General wave equation with viscous damping and gravity.
pde = D[u[x, t], t, t] == a^2*D[u[x, t], x, x] - c*D[u[x, t], t] - g
u = displacement of rod x = position on the rod string a = speed of sound in the rod string (wave velocity) c = viscous damping coefficient g = acceleration due to gravity F = Load (Tension at a point on the rod)

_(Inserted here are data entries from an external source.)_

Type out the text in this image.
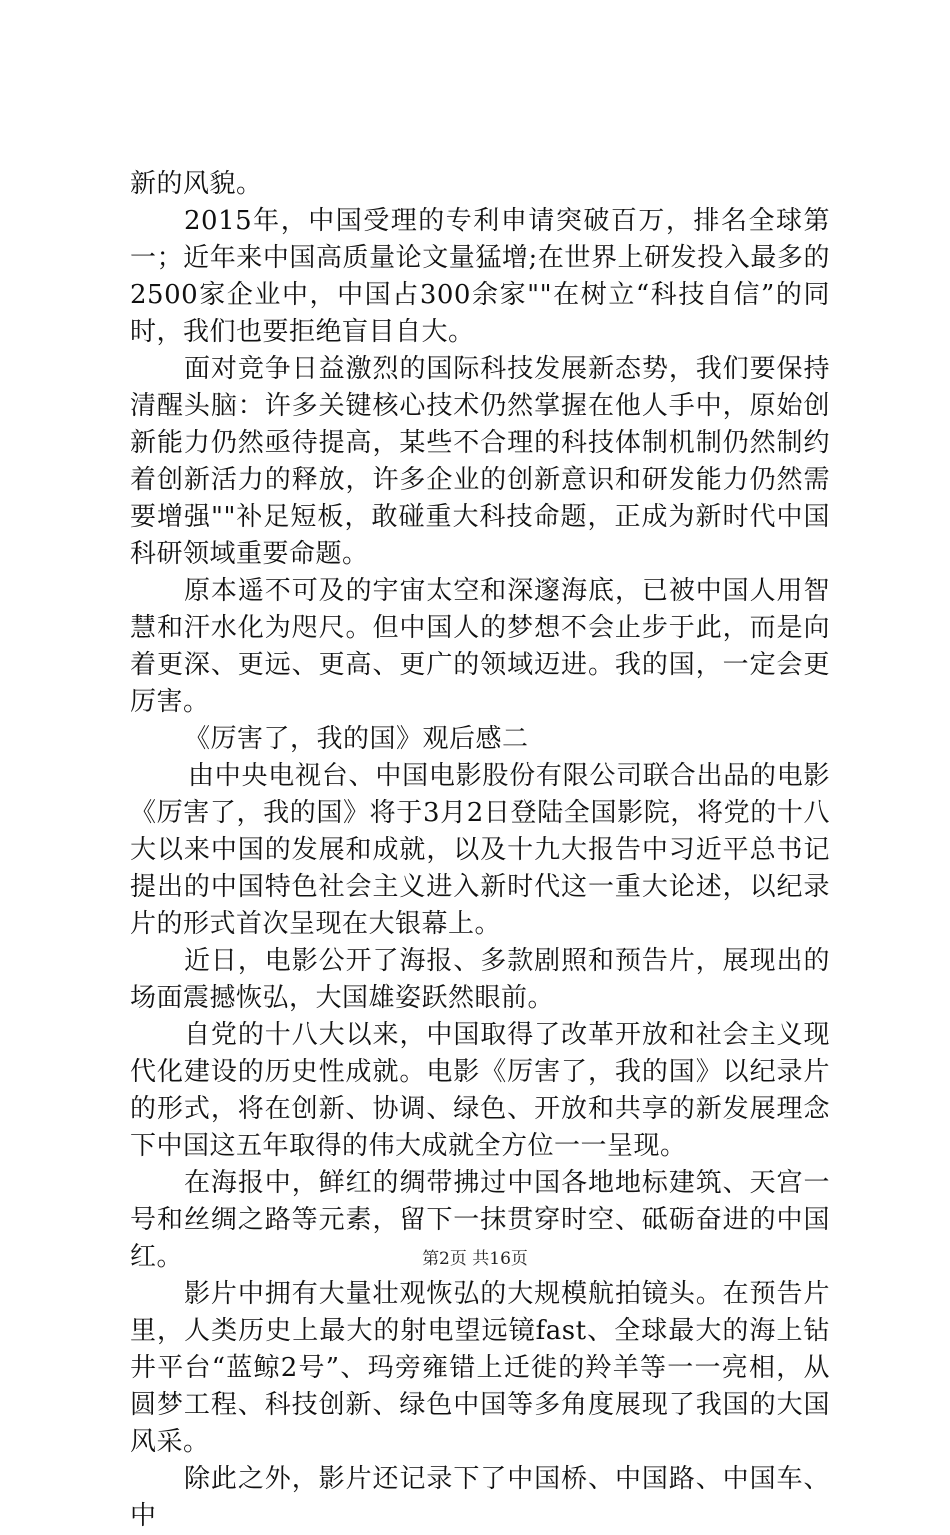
新的风貌。

2015年，中国受理的专利申请突破百万，排名全球第一；近年来中国高质量论文量猛增;在世界上研发投入最多的2500家企业中，中国占300余家""在树立“科技自信”的同时，我们也要拒绝盲目自大。

面对竞争日益激烈的国际科技发展新态势，我们要保持清醒头脑：许多关键核心技术仍然掌握在他人手中，原始创新能力仍然亟待提高，某些不合理的科技体制机制仍然制约着创新活力的释放，许多企业的创新意识和研发能力仍然需要增强""补足短板，敢碰重大科技命题，正成为新时代中国科研领域重要命题。

原本遥不可及的宇宙太空和深邃海底，已被中国人用智慧和汗水化为咫尺。但中国人的梦想不会止步于此，而是向着更深、更远、更高、更广的领域迈进。我的国，一定会更厉害。

《厉害了，我的国》观后感二

由中央电视台、中国电影股份有限公司联合出品的电影《厉害了，我的国》将于3月2日登陆全国影院，将党的十八大以来中国的发展和成就，以及十九大报告中习近平总书记提出的中国特色社会主义进入新时代这一重大论述，以纪录片的形式首次呈现在大银幕上。

近日，电影公开了海报、多款剧照和预告片，展现出的场面震撼恢弘，大国雄姿跃然眼前。

自党的十八大以来，中国取得了改革开放和社会主义现代化建设的历史性成就。电影《厉害了，我的国》以纪录片的形式，将在创新、协调、绿色、开放和共享的新发展理念下中国这五年取得的伟大成就全方位一一呈现。

在海报中，鲜红的绸带拂过中国各地地标建筑、天宫一号和丝绸之路等元素，留下一抹贯穿时空、砥砺奋进的中国红。

影片中拥有大量壮观恢弘的大规模航拍镜头。在预告片里，人类历史上最大的射电望远镜fast、全球最大的海上钻井平台“蓝鲸2号”、玛旁雍错上迁徙的羚羊等一一亮相，从圆梦工程、科技创新、绿色中国等多角度展现了我国的大国风采。

除此之外，影片还记录下了中国桥、中国路、中国车、中

第2页 共16页
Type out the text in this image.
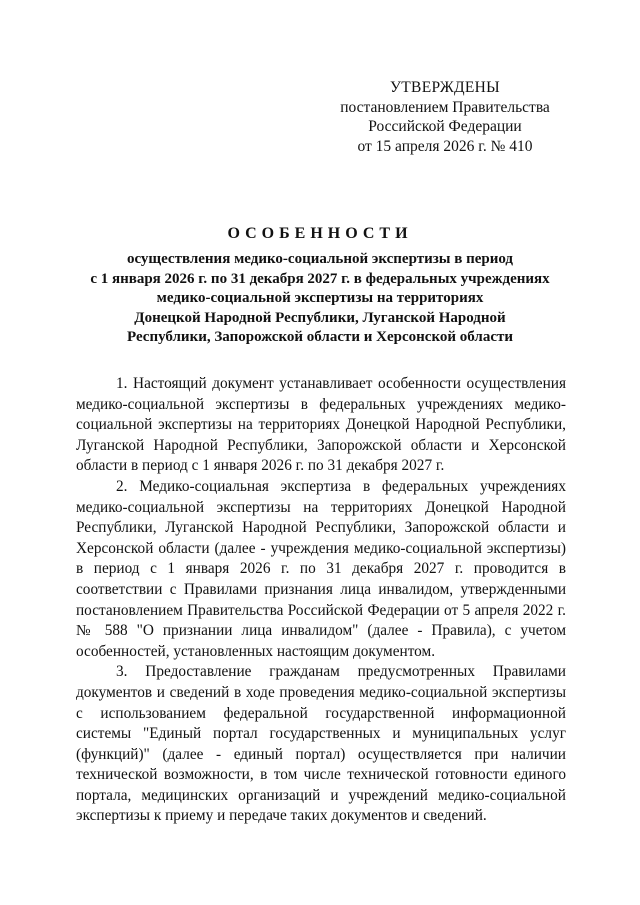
УТВЕРЖДЕНЫ
постановлением Правительства
Российской Федерации
от 15 апреля 2026 г. № 410
ОСОБЕННОСТИ
осуществления медико-социальной экспертизы в период
с 1 января 2026 г. по 31 декабря 2027 г. в федеральных учреждениях
медико-социальной экспертизы на территориях
Донецкой Народной Республики, Луганской Народной
Республики, Запорожской области и Херсонской области

1. Настоящий документ устанавливает особенности осуществления медико-социальной экспертизы в федеральных учреждениях медико-социальной экспертизы на территориях Донецкой Народной Республики, Луганской Народной Республики, Запорожской области и Херсонской области в период с 1 января 2026 г. по 31 декабря 2027 г.

2. Медико-социальная экспертиза в федеральных учреждениях медико-социальной экспертизы на территориях Донецкой Народной Республики, Луганской Народной Республики, Запорожской области и Херсонской области (далее - учреждения медико-социальной экспертизы) в период с 1 января 2026 г. по 31 декабря 2027 г. проводится в соответствии с Правилами признания лица инвалидом, утвержденными постановлением Правительства Российской Федерации от 5 апреля 2022 г. № 588 "О признании лица инвалидом" (далее - Правила), с учетом особенностей, установленных настоящим документом.

3. Предоставление гражданам предусмотренных Правилами документов и сведений в ходе проведения медико-социальной экспертизы с использованием федеральной государственной информационной системы "Единый портал государственных и муниципальных услуг (функций)" (далее - единый портал) осуществляется при наличии технической возможности, в том числе технической готовности единого портала, медицинских организаций и учреждений медико-социальной экспертизы к приему и передаче таких документов и сведений.
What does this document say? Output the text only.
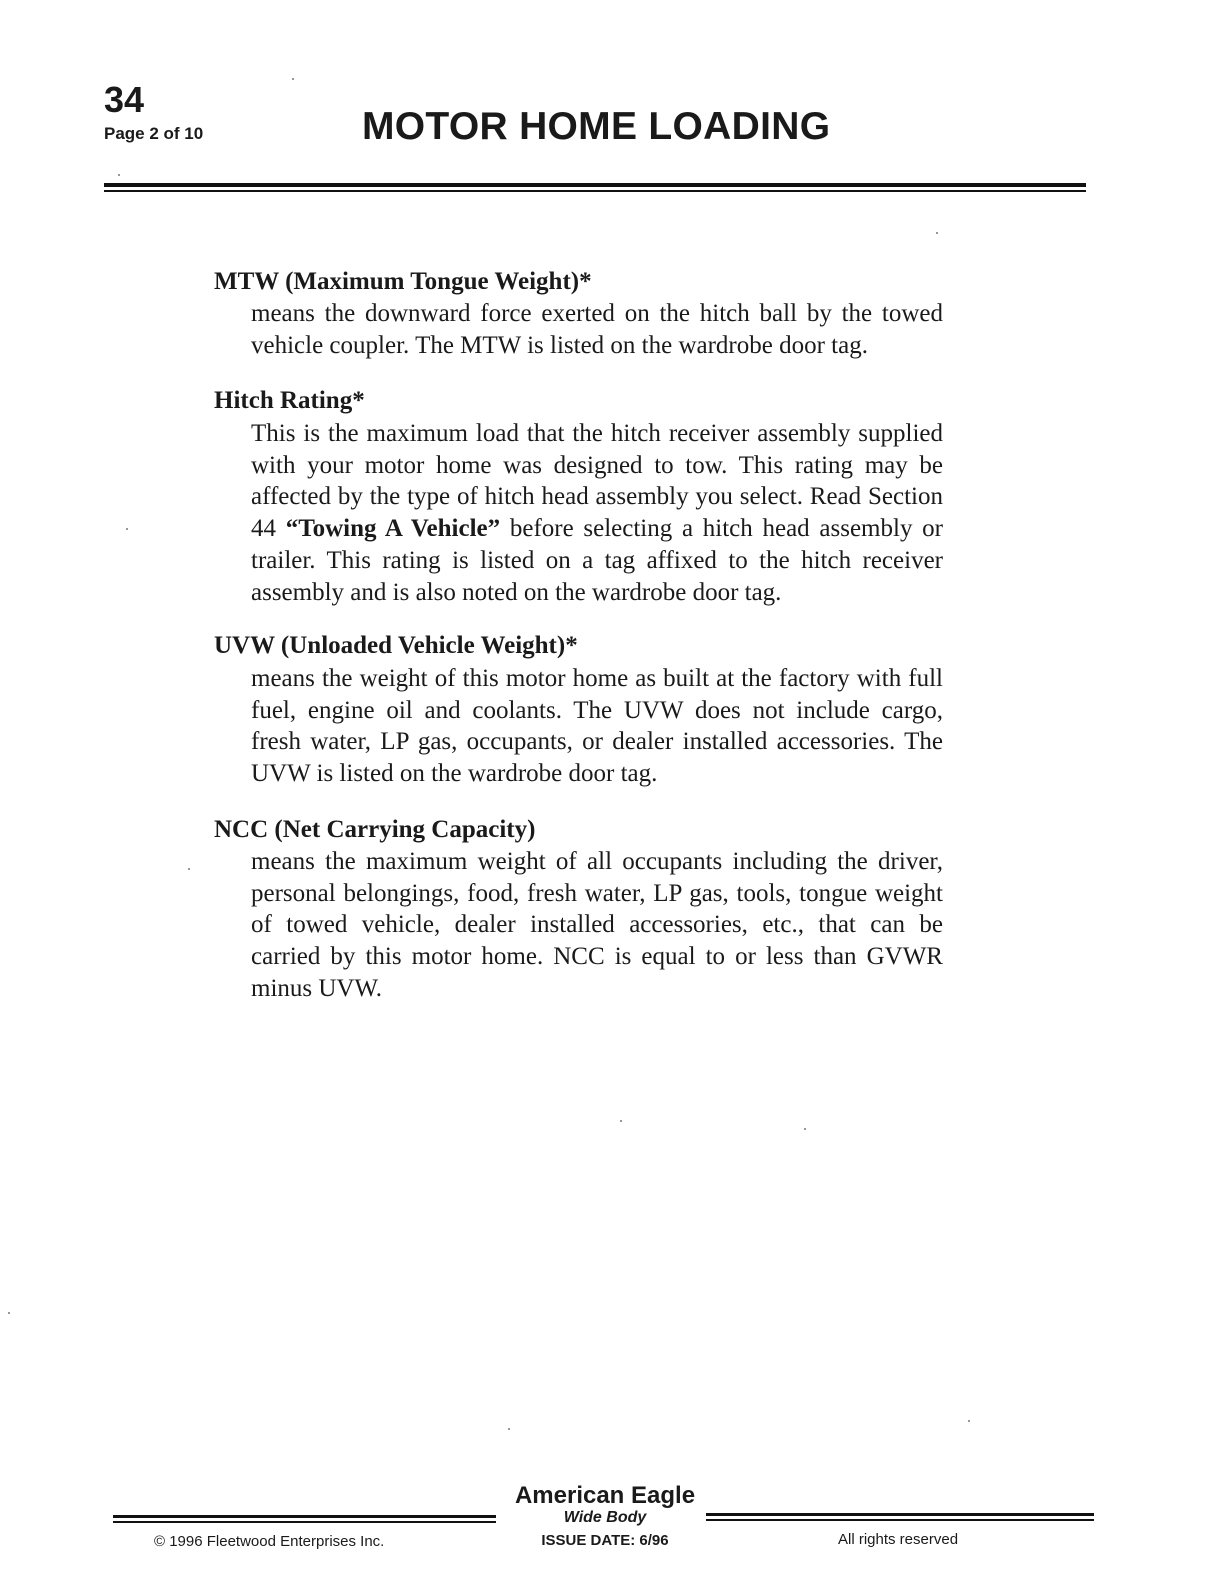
34
Page 2 of 10	MOTOR HOME LOADING
MTW (Maximum Tongue Weight)*
means the downward force exerted on the hitch ball by the towed vehicle coupler. The MTW is listed on the wardrobe door tag.
Hitch Rating*
This is the maximum load that the hitch receiver assembly supplied with your motor home was designed to tow. This rating may be affected by the type of hitch head assembly you select. Read Section 44 “Towing A Vehicle” before selecting a hitch head assembly or trailer. This rating is listed on a tag affixed to the hitch receiver assembly and is also noted on the wardrobe door tag.
UVW (Unloaded Vehicle Weight)*
means the weight of this motor home as built at the factory with full fuel, engine oil and coolants. The UVW does not include cargo, fresh water, LP gas, occupants, or dealer installed accessories. The UVW is listed on the wardrobe door tag.
NCC (Net Carrying Capacity)
means the maximum weight of all occupants including the driver, personal belongings, food, fresh water, LP gas, tools, tongue weight of towed vehicle, dealer installed accessories, etc., that can be carried by this motor home. NCC is equal to or less than GVWR minus UVW.
American Eagle
Wide Body
ISSUE DATE: 6/96
© 1996 Fleetwood Enterprises Inc.	All rights reserved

Finite differences as a rule.
fd = {dttu[i, n] -> ( u[i, n + 1] - 2 u[i, n] + u[i, n - 1])/Δt^2, dxxu[i, n] -> ( u[i + 1, n] - 2 u[i, n] + u[i - 1, n])/Δx^2, dtu[i, n] -> (u[i, n + 1] - u[i, n - 1])/(2 Δt), dxu[i, n] -> (u[i + 1, n] - u[i - 1, n])/(2 Δx), F[i, n] -> -EA (u[i + 1, n] - u[i - 1, n])/(2 Δx), a -> Δx/Δt, c -> γ/Δt}
Get the pde in finite difference form.
pdefd = dttu[i, n] == a^2 dxxu[i, n] - c dtu[i, n] - g /. fd (*(u[i, n - 1] - 2*u[i, n] + u[i, n + 1])/Δt^2 == -((γ*(u[i, n + 1] - u[i, n-1]))/(2*Δt^2)) + (u[i - 1, n] - 2*u[i, n] + u[i + 1, n])/Δt^2 - g*) Solve[pdefd, u[i + 1, n]] // Flatten // Simplify // Collect[#, {u[i, n + 1], u[i, n - 1]}] & (*{u[i + 1, n] -> (1/2)*(2 - γ)*u[i, n - 1] + (γ/2 + 1)*u[i, n + 1] - u[i - 1, n] + Δt^2*g}*) {u[i + 1, n] -> (1/2 (2 - γ) // Expand) u[i, n - 1] + (γ/2 + 1) u[i, n + 1] - u[i - 1, n] + Δt^2 g} (*{u[i + 1, n] -> (1 - γ/2) u[i, n - 1] + (γ/2 + 1) u[i, n + 1] - u[i - 1, n] + Δt^2 g}*)
Get u[2,n]
u2nRule = % /. i -> 1 (*{u[2, n] -> (1 - γ/2)*u[1, n - 1] + (γ/2 + 1)*u[1, n + 1] - u[0, n] + Δt^2*g}*)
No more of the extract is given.